7 Ama adam kardeşinin dul karısıyla evlenmek istemiyorsa, dul kadın kent kapısında görev yapan ileri gelenlere gidip şöyle diyecek: ‘Kayınbiraderim İsrail'de kardeşinin adını yaşatmayı kabul etmiyor. Bana kayınbiraderlik görevini yapmak istemiyor.’
And if the man does not want to take his brother's wife, then his brother's wife shall go up to the gate to the elders, and say, My husband's brother refuses to raise up to his brother a name in Israel. He will not perform the duty of a husband's brother to me.
8 Kentin ileri gelenleri adamı çağırıp onunla konuşacaklar. Eğer adam, ‘Onunla evlenmek istemiyorum’ diye üstelerse,
Then the elders of his city shall call him, and speak to him. And if he stands, and says, I do not want to take her,
9 kardeşinin dul karısı ileri gelenlerin önünde adamın yanına gidecek, onun ayağındaki çarığı çıkaracak, yüzüne tükürecek ve, ‘Kardeşine soy yetiştirmek istemeyen adama böyle yapılır’ diyecek.
then his brother's wife shall come to him in the presence of the elders, and loose his shoe from off his foot, and spit in his face.
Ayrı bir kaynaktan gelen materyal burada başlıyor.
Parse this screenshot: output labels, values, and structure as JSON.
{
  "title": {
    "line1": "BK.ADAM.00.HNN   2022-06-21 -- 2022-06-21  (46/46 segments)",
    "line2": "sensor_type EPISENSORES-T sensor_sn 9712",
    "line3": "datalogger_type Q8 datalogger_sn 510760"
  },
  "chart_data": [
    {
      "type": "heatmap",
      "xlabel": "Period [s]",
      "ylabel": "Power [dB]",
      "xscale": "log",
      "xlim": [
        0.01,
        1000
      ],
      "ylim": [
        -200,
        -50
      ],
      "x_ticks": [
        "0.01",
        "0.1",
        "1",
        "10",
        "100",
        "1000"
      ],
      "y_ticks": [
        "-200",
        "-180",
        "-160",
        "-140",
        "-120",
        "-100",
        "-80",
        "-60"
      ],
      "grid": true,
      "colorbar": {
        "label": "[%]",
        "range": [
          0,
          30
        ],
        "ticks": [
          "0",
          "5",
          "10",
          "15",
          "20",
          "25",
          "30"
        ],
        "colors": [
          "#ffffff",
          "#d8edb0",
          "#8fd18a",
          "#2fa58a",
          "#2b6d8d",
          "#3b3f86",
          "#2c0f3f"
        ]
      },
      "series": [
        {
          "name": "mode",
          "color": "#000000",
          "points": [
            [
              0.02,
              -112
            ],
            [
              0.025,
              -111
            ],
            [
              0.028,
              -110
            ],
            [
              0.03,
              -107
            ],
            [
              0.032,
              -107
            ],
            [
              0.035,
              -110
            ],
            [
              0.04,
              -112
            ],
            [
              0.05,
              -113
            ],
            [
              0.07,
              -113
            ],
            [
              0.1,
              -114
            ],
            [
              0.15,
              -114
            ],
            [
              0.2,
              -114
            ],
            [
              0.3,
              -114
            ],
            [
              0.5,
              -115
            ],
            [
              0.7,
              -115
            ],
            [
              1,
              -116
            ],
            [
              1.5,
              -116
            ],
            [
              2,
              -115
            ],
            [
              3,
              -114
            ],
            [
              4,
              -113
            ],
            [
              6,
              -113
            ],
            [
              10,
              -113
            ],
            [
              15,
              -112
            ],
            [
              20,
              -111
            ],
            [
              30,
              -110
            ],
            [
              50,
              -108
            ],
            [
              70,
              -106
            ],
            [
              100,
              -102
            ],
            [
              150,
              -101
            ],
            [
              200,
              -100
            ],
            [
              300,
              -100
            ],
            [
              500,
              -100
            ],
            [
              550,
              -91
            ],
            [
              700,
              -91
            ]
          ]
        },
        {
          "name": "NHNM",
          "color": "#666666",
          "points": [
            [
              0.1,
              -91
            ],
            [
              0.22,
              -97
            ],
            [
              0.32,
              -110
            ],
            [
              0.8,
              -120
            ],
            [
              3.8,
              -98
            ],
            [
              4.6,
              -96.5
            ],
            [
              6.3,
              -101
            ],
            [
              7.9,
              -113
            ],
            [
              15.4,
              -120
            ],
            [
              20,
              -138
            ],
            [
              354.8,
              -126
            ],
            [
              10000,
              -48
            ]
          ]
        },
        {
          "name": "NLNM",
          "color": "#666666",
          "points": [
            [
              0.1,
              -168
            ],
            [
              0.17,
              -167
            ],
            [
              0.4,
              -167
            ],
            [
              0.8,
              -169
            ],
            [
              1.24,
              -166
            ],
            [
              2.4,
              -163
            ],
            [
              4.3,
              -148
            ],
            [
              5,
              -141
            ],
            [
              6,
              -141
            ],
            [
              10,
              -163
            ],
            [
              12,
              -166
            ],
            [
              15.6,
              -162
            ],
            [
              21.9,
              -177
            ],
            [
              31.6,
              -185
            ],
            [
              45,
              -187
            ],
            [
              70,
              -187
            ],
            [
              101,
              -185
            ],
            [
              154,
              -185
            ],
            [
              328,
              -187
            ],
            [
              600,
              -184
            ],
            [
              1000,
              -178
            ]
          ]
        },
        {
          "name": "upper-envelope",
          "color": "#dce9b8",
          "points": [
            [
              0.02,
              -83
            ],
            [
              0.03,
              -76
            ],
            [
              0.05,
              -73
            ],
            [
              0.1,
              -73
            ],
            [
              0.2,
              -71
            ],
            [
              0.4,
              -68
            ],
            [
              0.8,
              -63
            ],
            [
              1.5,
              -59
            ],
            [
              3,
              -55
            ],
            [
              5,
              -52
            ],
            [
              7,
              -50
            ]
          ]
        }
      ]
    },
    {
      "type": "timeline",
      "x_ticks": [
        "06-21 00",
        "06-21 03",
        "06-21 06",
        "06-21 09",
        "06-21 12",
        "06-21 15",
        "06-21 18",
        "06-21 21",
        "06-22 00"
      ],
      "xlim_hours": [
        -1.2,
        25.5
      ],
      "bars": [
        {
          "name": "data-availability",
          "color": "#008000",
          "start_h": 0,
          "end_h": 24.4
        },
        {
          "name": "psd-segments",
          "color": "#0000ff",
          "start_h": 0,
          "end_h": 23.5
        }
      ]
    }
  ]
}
And she shall answer and say, So shall it be done to the man who does not build up his brother's house.
10 Adamın soyu İsrail'de ‘Çarığı çıkarılanın soyu’ diye bilinecek.
And his name shall be called in Israel, The house of him who has his shoe loosed.
11 “Eğer iki adam kavgaya tutuşur da birinin karısı kocasını dövenin elinden kurtarmak için gelip elini uzatır, öbür adamın erkeklik organını tutarsa,
When men strive together one with another, and the wife of the one draws near to deliver her husband out of the hand of him who smites him, and puts forth her hand, and takes him by the privates,
12 kadının elini keseceksiniz; ona acımayacaksınız.
then thou shall cut off her hand. Thine eye shall have no pity.
13 “Torbanızda biri ağır, öbürü hafif iki türlü tartı olmayacak.
Thou shall not have in thy bag diverse weights, a great and a small.
14 Evinizde biri büyük, öbürü küçük iki türlü ölçü olmayacak.
Thou shall not have in thy house diverse measures, a great and a small.
15 Tartınız da ölçünüz de eksiksiz ve doğru olacak. Öyle ki, Tanrınız RAB'bin size vereceği ülkede ömrünüz uzun olsun.
A perfect and just weight thou shall have, a perfect and just measure thou shall have, that thy days may be long in the land which Jehovah thy God gives thee.
16 Tanrınız RAB bunları yapandan da, haksızlık edenden de tiksinir.
For all who do such things, even all who do unrighteously, are an abomination to Jehovah thy God.
17 “Siz Mısır'dan çıktıktan sonra Amalekliler'in yolda size neler yaptığını anımsayın.
Remember what Amalek did to thee by the way as ye came forth out of Egypt,
18 Siz yorgun ve bitkinken yolda size saldırdılar; geride kalan bütün güçsüzleri öldürdüler. Tanrı'dan korkmadılar.
how he met thee by the way, and smote the hindmost of thee, all who were feeble behind thee, when thou were faint and weary, and he feared not God.
19 Tanrınız RAB mülk edinmek için miras olarak size vereceği ülkede sizi çevrenizdeki bütün düşmanlardan kurtarıp rahata kavuşturunca, Amalekliler'in anısını gökler altından sileceksiniz. Bunu unutmayın!”
Therefore it shall be, when Jehovah thy God has given thee rest from all thine enemies round about, in the land which Jehovah thy God gives thee for an inheritance to possess it, that thou shall blot out the remembrance of Amalek from under heaven. Thou shall not forget.